¹⁹ Department of Molecular Physiology and Biophysics, Vanderbilt University, Nashville, TN 37232, United States

²⁰ Department of Molecular Physiology and Biophysics, Vanderbilt University, Nashville, TN 37232, United States

²¹ Department of Molecular Physiology and Biophysics, Vanderbilt University, Nashville, TN 37232, United States

²² Department of Biological Sciences, Winston-Salem State University, Winston-Salem, NC 27110, United States

²³ Shuler Consulting, Winston-Salem, NC 27110, United States

²⁴ Department of Molecular Physiology and Biophysics, Vanderbilt University, Nashville, TN 37232, United States

²⁵ Teachers College, Columbia University, New York, NY 10027, United States

²⁶ Department of Biological Sciences, University of Southern California, Los Angeles, CA 90007, United States

²⁷ Department of Biomedical Science, Kaiser Permanente Bernard J. Tyson School of Medicine, Pasadena, CA 91007, United States

²⁸ Department of Molecular Physiology and Biophysics, Vanderbilt University, Nashville, TN 37232, United States

^✉

Corresponding author: Department of Molecular Physiology and Biophysics, 750 Robinson Research Building, 2200 Pierce Ave, Nashville, TN 37232-0615, USA. Tel: 319-383-3095; E-mail: antentor.o.hinton.jr@vanderbilt.edu.

^✉

Corresponding author: Department of Biological Sciences, Los Angeles, CA 91007, USA. E-mail: mortond@usc.edu.

These authors share co-first authorship.

⁴

These authors share co-senior authorship.

PMCID: PMC9302695 PMID: 35713493

Abstract

The success of mentoring derives from active and respectful listening and the willingness to learn and accept opportunities for personal growth. This shapes every trainee and their destined path in science, technology, engineering, and mathematics (STEM). The act of cultivating rapport, asking, and pondering meaningful questions, and receiving constructive feedback are critical to support a productive mentoring relationship. Successful mentoring in STEM can be established and allow mentees, especially underrepresented minorities (URMs), to flourish in an environment where they feel welcomed and supported. However, mentees from underrepresented groups often experience inadequate mentoring due to a mentor's lack of awareness, poor trainings themselves, or lack of understanding of the mentee’s hardships. It is important for mentors and mentees to work together to promote diversity, equity, and inclusion (DEI) in STEM education through creativity, authenticity, and networking. We analyzed data obtained from students who attended a recent workshop that are interested in going to graduate school. Our results show that despite low initial expectations for the workshop, many students were satisfied in the knowledge they gleaned. The future and role of diversity in STEM within these underrepresented groups lies in community support and an important role that they can play in the lives of others through DEI initiatives and throughout their careers all of which involves positive mentoring.

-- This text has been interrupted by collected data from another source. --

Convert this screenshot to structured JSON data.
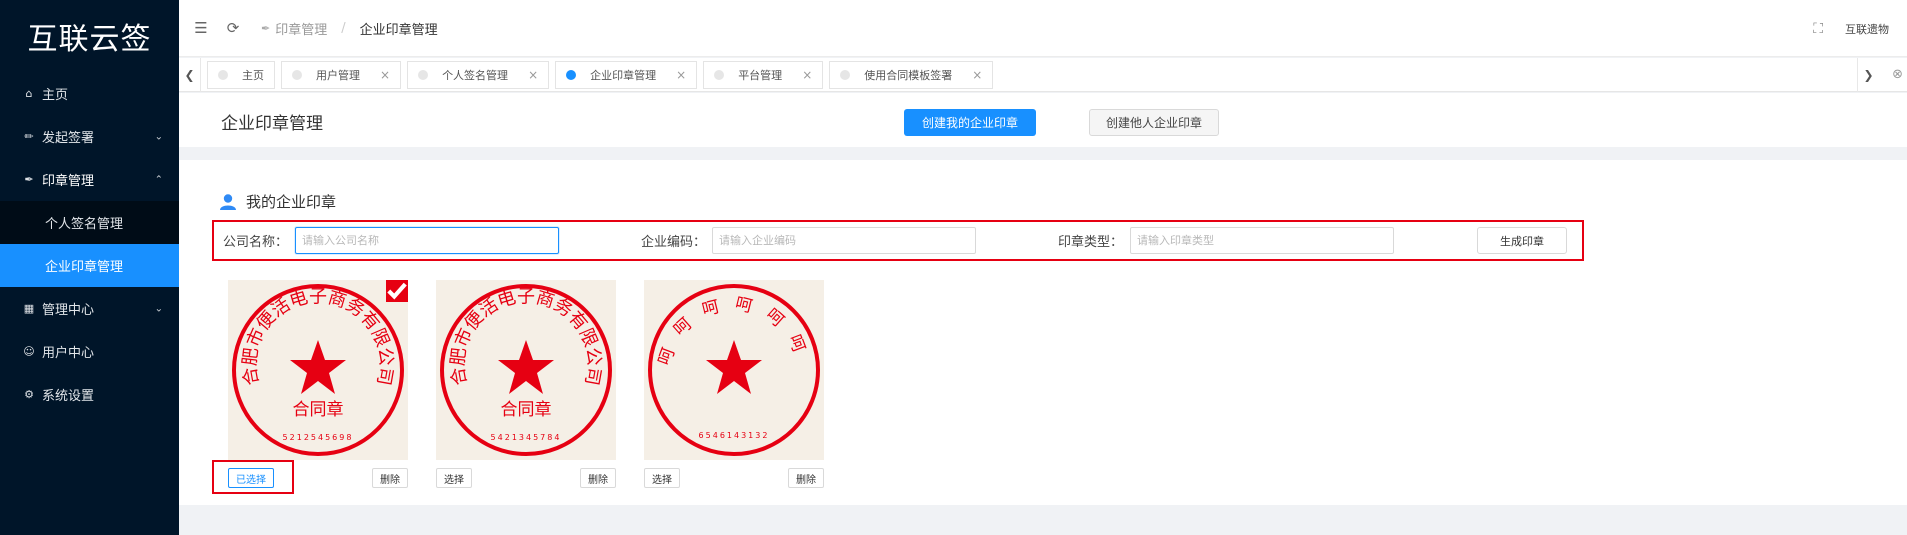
{
  "app": {
    "title": "互联云签"
  },
  "sidebar": {
    "items": [
      {
        "label": "主页",
        "icon": "home-icon"
      },
      {
        "label": "发起签署",
        "icon": "sign-icon"
      },
      {
        "label": "印章管理",
        "icon": "pen-icon"
      },
      {
        "label": "个人签名管理"
      },
      {
        "label": "企业印章管理"
      },
      {
        "label": "管理中心",
        "icon": "grid-icon"
      },
      {
        "label": "用户中心",
        "icon": "user-icon"
      },
      {
        "label": "系统设置",
        "icon": "gear-icon"
      }
    ]
  },
  "header": {
    "breadcrumb": [
      "印章管理",
      "企业印章管理"
    ],
    "separator": "/",
    "user": "互联遗物"
  },
  "tabs": [
    {
      "label": "主页"
    },
    {
      "label": "用户管理"
    },
    {
      "label": "个人签名管理"
    },
    {
      "label": "企业印章管理"
    },
    {
      "label": "平台管理"
    },
    {
      "label": "使用合同模板签署"
    }
  ],
  "page": {
    "title": "企业印章管理",
    "create_mine": "创建我的企业印章",
    "create_other": "创建他人企业印章"
  },
  "section": {
    "title": "我的企业印章"
  },
  "form": {
    "company_label": "公司名称：",
    "company_placeholder": "请输入公司名称",
    "code_label": "企业编码：",
    "code_placeholder": "请输入企业编码",
    "type_label": "印章类型：",
    "type_placeholder": "请输入印章类型",
    "generate": "生成印章"
  },
  "seals": [
    {
      "top_text": "合肥市便活电子商务有限公司",
      "bottom_text": "合同章",
      "code": "5212545698",
      "select_label": "已选择",
      "delete_label": "删除",
      "selected": true
    },
    {
      "top_text": "合肥市便活电子商务有限公司",
      "bottom_text": "合同章",
      "code": "5421345784",
      "select_label": "选择",
      "delete_label": "删除",
      "selected": false
    },
    {
      "top_text": "呵呵呵呵呵呵",
      "bottom_text": "",
      "code": "6546143132",
      "select_label": "选择",
      "delete_label": "删除",
      "selected": false
    }
  ],
  "colors": {
    "accent": "#1890ff",
    "sidebar": "#001529",
    "seal_red": "#e60012"
  }
}
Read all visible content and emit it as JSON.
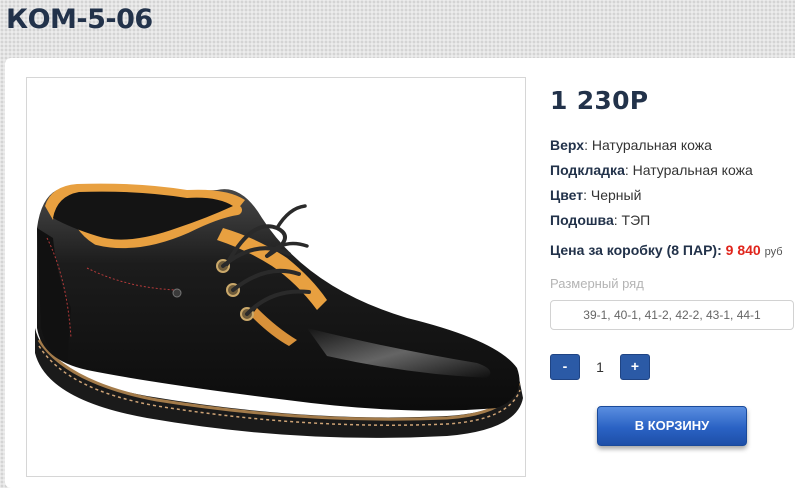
{
  "product": {
    "title": "КОМ-5-06",
    "price": "1 230Р"
  },
  "specs": [
    {
      "key": "Верх",
      "value": "Натуральная кожа"
    },
    {
      "key": "Подкладка",
      "value": "Натуральная кожа"
    },
    {
      "key": "Цвет",
      "value": "Черный"
    },
    {
      "key": "Подошва",
      "value": "ТЭП"
    }
  ],
  "box_price": {
    "label": "Цена за коробку (8 ПАР):",
    "value": "9 840",
    "currency": "руб"
  },
  "size": {
    "label": "Размерный ряд",
    "value": "39-1, 40-1, 41-2, 42-2, 43-1, 44-1"
  },
  "quantity": {
    "minus": "-",
    "value": "1",
    "plus": "+"
  },
  "cart_button": "В КОРЗИНУ",
  "colors": {
    "title": "#22324a",
    "accent": "#2b5aa6",
    "price_red": "#e0241b"
  }
}
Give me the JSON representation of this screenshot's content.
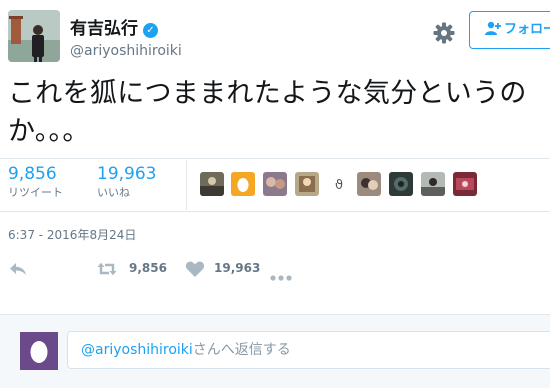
{
  "user": {
    "display_name": "有吉弘行",
    "handle": "@ariyoshihiroiki"
  },
  "follow_button": {
    "label": "フォロー"
  },
  "tweet": {
    "line1": "これを狐につままれたような気分というの",
    "line2": "か。。。"
  },
  "stats": {
    "retweets_count": "9,856",
    "retweets_label": "リツイート",
    "likes_count": "19,963",
    "likes_label": "いいね"
  },
  "timestamp": "6:37 - 2016年8月24日",
  "actions": {
    "retweet_count": "9,856",
    "like_count": "19,963"
  },
  "reply": {
    "mention": "@ariyoshihiroiki",
    "suffix": "さんへ返信する"
  },
  "colors": {
    "accent": "#1da1f2",
    "muted": "#657786",
    "border": "#e1e8ed",
    "reply_bg": "#f5f8fa"
  },
  "icons": [
    "verified-badge-icon",
    "gear-icon",
    "person-add-icon",
    "reply-icon",
    "retweet-icon",
    "heart-icon",
    "more-icon",
    "egg-icon"
  ]
}
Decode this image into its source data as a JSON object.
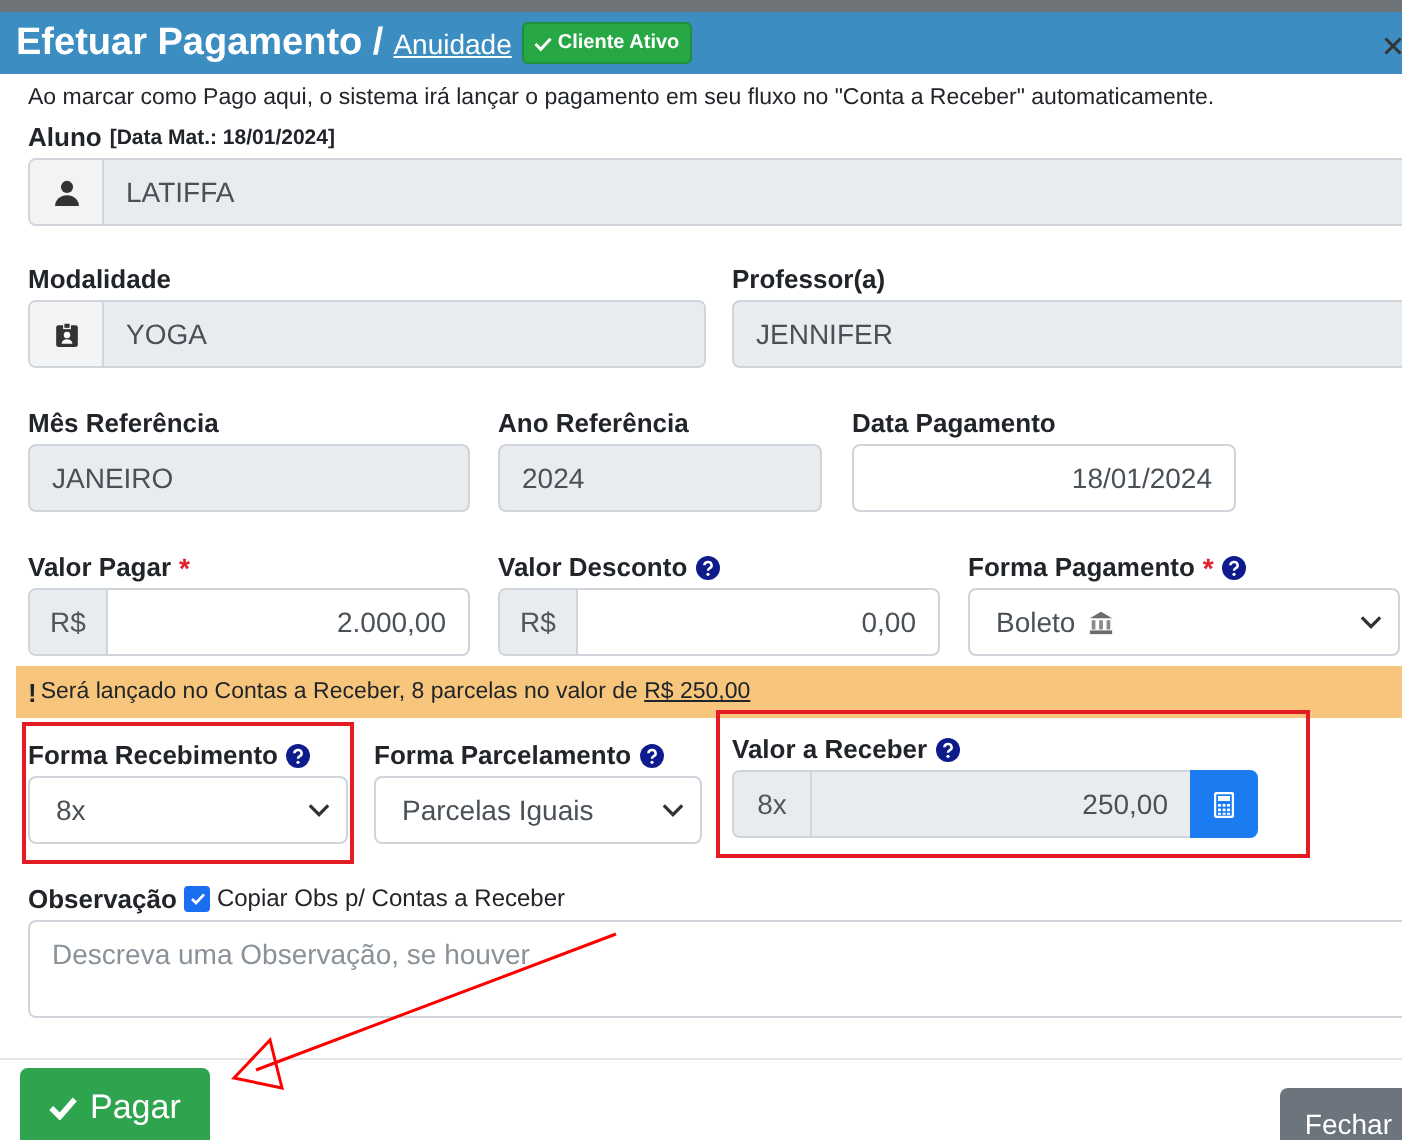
{
  "header": {
    "title": "Efetuar Pagamento /",
    "link": "Anuidade",
    "badge": "Cliente Ativo"
  },
  "notice": "Ao marcar como Pago aqui, o sistema irá lançar o pagamento em seu fluxo no \"Conta a Receber\" automaticamente.",
  "aluno": {
    "label": "Aluno",
    "note": "[Data Mat.: 18/01/2024]",
    "value": "LATIFFA"
  },
  "modalidade": {
    "label": "Modalidade",
    "value": "YOGA"
  },
  "professor": {
    "label": "Professor(a)",
    "value": "JENNIFER"
  },
  "mes_referencia": {
    "label": "Mês Referência",
    "value": "JANEIRO"
  },
  "ano_referencia": {
    "label": "Ano Referência",
    "value": "2024"
  },
  "data_pagamento": {
    "label": "Data Pagamento",
    "value": "18/01/2024"
  },
  "valor_pagar": {
    "label": "Valor Pagar",
    "required_mark": "*",
    "prefix": "R$",
    "value": "2.000,00"
  },
  "valor_desconto": {
    "label": "Valor Desconto",
    "help": true,
    "prefix": "R$",
    "value": "0,00"
  },
  "forma_pagamento": {
    "label": "Forma Pagamento",
    "required_mark": "*",
    "help": true,
    "value": "Boleto"
  },
  "alert": {
    "mark": "!",
    "text": "Será lançado no Contas a Receber, 8 parcelas no valor de",
    "amount": "R$ 250,00"
  },
  "forma_recebimento": {
    "label": "Forma Recebimento",
    "help": true,
    "value": "8x",
    "highlighted": true
  },
  "forma_parcelamento": {
    "label": "Forma Parcelamento",
    "help": true,
    "value": "Parcelas Iguais",
    "highlighted": false
  },
  "valor_receber": {
    "label": "Valor a Receber",
    "help": true,
    "prefix": "8x",
    "value": "250,00",
    "highlighted": true
  },
  "observacao": {
    "label": "Observação",
    "copy_checked": true,
    "copy_label": "Copiar Obs p/ Contas a Receber",
    "placeholder": "Descreva uma Observação, se houver"
  },
  "buttons": [
    {
      "label": "Pagar",
      "kind": "primary"
    },
    {
      "label": "Fechar",
      "kind": "secondary"
    }
  ]
}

Keywords: diversity, mentor, graduate school, inclusivity, STEM

Notably, underrepresented minorities (URM) trainees often experience inadequate mentoring due to their mentor’s inexperience with URM groups, poor mentorship training, or a lack of understanding of their mentee’s journey.

Abbreviations

DEI: Diversity, equity, and inclusion
STEM: Science, technology, engineering, and mathematics
URM: Underrepresented minorities

Introduction

Innovation is driven by diversity (Hofstra et al. 2020). As such, it is critical to promote diversity, equity, and inclusion (DEI) in science, technology, engineering, and mathematics (STEM) education to ultimately increase innovation. We believe this is possible through the leadership of mentors and promotion of supportive environments. Often STEM mentoring is focused on an individual-centered, information-based, cooperative relationship built on passing on knowledge and experience from a senior researcher to a junior or student researcher. The mentor is usually someone, i.e. an entrusted advisor or an individual that trains and advises on various issues around career development, personal challenges, or goals (National Academies of Sciences 2020, Hinton et al. 2020b, Shuler et al. 2021). We also believe that a mentor, traditionally thought of as an individual that gave advice to a younger or less experienced person, especially around an occupation or a trade, can also be a same aged individual or even older. STEM fields are fueled by the efforts of trainees at all career stages, and fostering the development of young scientists, especially underrepresented minorities (URM) scientists, is a key goal for the future of STEM (National Academies of Sciences 2020, Hinton Jr et al. 2020b, Shuler et al. 2021). We designed this workshop as an effective tool for improving development in the mentee and mentor relationship to promote retention in the pipeline and improve upon casual mentoring relationships (Hinton Jr et al. 2020a, Uddin and De Los Reyes 2021).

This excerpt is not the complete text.